Super Mario 64 FPS, a parody of the classic Nintendo 64 (N64) launch title that gives Mario a gun, is growing a dedicated speedrunning community. People have been comparing their Super Mario 64 clear times for years now and it has one of the largest speedrunning communities in the gaming landscape. Aside from how popular and important Super Mario 64 is in the gaming world as a whole, Mario’s first 3D adventure also has several bugs and glitches that make Super Mario 64 runs exhilarating to watch. Bugs like wall clips and an uncapped speed limit for Mario’s backward momentum has also led to an incredibly competitive cutthroat (but still friendly) competition as to who can get to the end of a run the fastest.
There are different categories of speedruns for any game, but Super Mario 64 has several. Any percent runs task players to get to the end of the game no matter how much progress is actually made in comparison to doing a regular play-through. These are pretty standard across the speedrunning landscape. Super Mario 64’s speedrun categories are broken down into the number of stars collected before the big Bowser boss fight. Speedrun.com organizes its runs into five categories: zero star, one star, seven star, 70 star, and 120 star races. The minimum number of stars needed to complete Super Mario 64 in a normal playthrough is 70, while a 100% playthrough requires all 120 stars in the game to be collected.
Super Mario 64 FPS was recently featured by Polygon and a video from MixMorris (the creator of Super Mario 64 FPS) shows the thought process that went into creating the violent but wacky speedrunning sensation. “What if we turned Mario from an innocent Italian pipe cleaning plumber into a cold-blooded, gunslinging American?” pondered MixMorris. This resulted in a wild Mushroom Kingdom killing spree that has a world record clear time of 34 minutes and 21 seconds by Falsepog, a Scottish speedrunner.
This isn’t a mod of the original N64 3D platformer. Instead, Super Mario 64 FPS is a fan creation made in the Unity engine. The game was built for PC but is also available to download on Mac and Linux computers, albeit in a less polished and untested state. The game features similar glitches to its progenitor as well as some unique imperfections that can make Mario invisible or make Mario die for no particular reason. People have been doing runs of Super Mario 64 FPS since the beginning of the year with the latest and fastest run being posted to Speedrun.com today.
The concept of equipping Mario with realistic guns is hilarious.
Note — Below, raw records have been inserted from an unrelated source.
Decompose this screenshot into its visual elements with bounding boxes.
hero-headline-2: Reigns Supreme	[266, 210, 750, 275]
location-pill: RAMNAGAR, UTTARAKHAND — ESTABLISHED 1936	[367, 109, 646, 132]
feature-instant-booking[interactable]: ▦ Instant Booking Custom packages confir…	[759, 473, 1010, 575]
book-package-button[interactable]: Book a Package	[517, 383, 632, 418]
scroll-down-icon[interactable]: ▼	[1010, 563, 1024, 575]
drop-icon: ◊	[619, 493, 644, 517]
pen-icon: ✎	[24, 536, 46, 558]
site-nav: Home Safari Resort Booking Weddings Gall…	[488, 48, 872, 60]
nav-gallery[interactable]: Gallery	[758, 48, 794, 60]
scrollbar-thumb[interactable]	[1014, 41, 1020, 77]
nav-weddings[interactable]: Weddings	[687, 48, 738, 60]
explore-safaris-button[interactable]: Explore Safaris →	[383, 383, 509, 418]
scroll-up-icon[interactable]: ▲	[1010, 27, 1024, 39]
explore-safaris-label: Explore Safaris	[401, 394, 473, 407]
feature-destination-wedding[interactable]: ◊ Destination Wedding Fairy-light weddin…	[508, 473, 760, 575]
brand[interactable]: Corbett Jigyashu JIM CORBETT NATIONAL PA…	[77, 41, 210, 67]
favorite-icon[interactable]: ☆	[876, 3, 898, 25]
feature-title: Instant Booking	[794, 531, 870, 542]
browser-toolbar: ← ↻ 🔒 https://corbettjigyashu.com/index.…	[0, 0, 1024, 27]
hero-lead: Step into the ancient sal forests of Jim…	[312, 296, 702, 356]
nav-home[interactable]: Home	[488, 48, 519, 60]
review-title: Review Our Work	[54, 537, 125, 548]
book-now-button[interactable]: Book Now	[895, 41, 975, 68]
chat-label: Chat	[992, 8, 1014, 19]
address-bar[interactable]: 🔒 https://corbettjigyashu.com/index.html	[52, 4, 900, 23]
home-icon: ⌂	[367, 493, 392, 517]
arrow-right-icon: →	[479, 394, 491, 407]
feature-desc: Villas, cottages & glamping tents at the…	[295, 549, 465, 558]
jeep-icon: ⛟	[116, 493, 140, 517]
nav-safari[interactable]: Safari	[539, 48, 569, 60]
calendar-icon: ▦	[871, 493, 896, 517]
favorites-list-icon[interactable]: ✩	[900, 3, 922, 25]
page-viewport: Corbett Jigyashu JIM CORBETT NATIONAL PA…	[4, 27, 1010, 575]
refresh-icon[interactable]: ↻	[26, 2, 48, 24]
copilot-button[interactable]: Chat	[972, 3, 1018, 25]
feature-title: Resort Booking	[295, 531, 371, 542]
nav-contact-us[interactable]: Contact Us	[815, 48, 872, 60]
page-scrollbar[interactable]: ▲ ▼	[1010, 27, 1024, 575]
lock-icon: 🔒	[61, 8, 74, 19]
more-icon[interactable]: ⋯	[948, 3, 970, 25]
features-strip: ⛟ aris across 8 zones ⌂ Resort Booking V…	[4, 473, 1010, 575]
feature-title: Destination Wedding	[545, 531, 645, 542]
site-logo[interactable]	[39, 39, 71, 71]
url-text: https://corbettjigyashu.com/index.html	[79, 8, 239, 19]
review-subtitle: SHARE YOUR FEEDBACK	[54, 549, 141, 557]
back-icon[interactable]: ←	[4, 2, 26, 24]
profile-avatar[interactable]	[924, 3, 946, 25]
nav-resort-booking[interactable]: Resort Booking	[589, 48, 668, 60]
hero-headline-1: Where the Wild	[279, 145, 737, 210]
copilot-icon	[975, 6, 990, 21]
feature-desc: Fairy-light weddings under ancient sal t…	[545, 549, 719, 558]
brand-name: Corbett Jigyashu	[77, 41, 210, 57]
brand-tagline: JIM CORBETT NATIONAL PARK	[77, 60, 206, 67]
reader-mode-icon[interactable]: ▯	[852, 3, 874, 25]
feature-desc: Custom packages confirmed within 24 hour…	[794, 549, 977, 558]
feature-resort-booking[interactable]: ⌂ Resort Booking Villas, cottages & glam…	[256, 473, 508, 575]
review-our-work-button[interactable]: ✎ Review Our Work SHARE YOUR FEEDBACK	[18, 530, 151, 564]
There have been official Nintendo games that have Mario firing weapons like Mario + Rabbids Kingdom Battle and, of course, the Super Smash Bros. series, but shaking up the scene of such a significant Super Mario experience can come from nowhere else except the fans. The rising popularity of the Super Mario 64 FPS and its speedruns may bring the project into Nintendo’s gaze, though, and the Big N hasn’t been too kind to fan-made interpretations of their intellectual properties, especially games that are playable. This notoriety could result in MixMorris getting an infamous cease and desist from Nintendo despite the parody game’s popularity.